For more on artificial intelligence-related terms, read the following articles:
Applications of convolutional neural networks
Because processing and interpreting visual data is such a common task, CNNs have a wide range of real-world applications, from healthcare and automotive to social media and retail.
Some of the most common fields in which CNNs are used include the following:
- Healthcare. In the healthcare sector, CNNs are used to assist in medical diagnostics and imaging. For example, a CNN could analyze medical images such as X-rays or pathology slides to detect anomalies indicative of disease, thereby aiding in diagnosis and treatment planning.
- Automotive. The automotive industry uses CNNs in self-driving cars that navigate their environments by interpreting camera and sensor data. CNNs are also useful in AI-powered features of nonautonomous vehicles, such as automated cruise control and parking assistance.
- Social media. On social media platforms, CNNs are employed in a range of image analysis tasks. For example, a social media company might use a CNN to suggest people to tag in photographs or to flag potentially offensive images for moderation.

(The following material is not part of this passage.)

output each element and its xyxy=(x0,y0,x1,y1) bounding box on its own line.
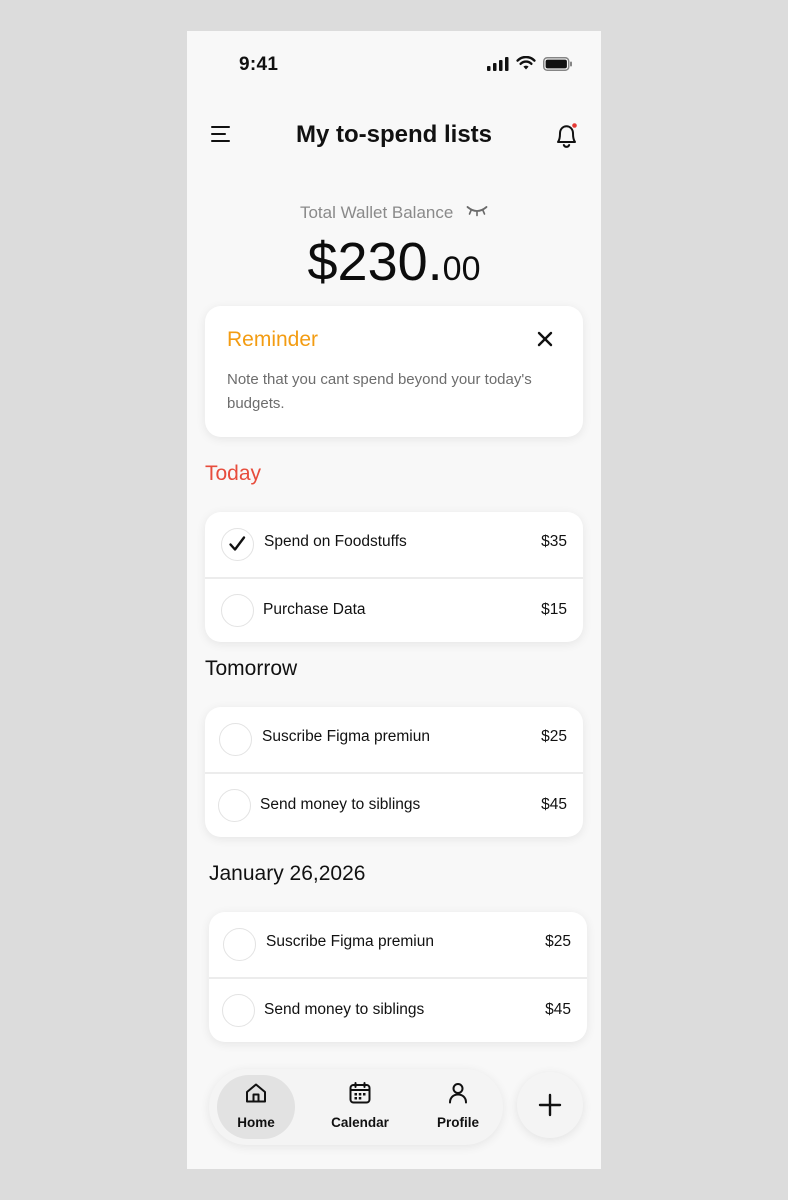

- Retail. E-commerce retailers use CNNs in visual search systems that let users search for products using images rather than text. Online retailers can also use CNNs to improve their recommender systems by identifying products that visually resemble those a shopper has shown interest in.
- Virtual assistants. Although CNNs are most often used to work with image data, virtual assistants are a good example of applying CNNs to audio processing problems. CNNs can recognize spoken keywords and help interpret users' commands, enhancing a virtual assistant's ability to understand and respond to its user.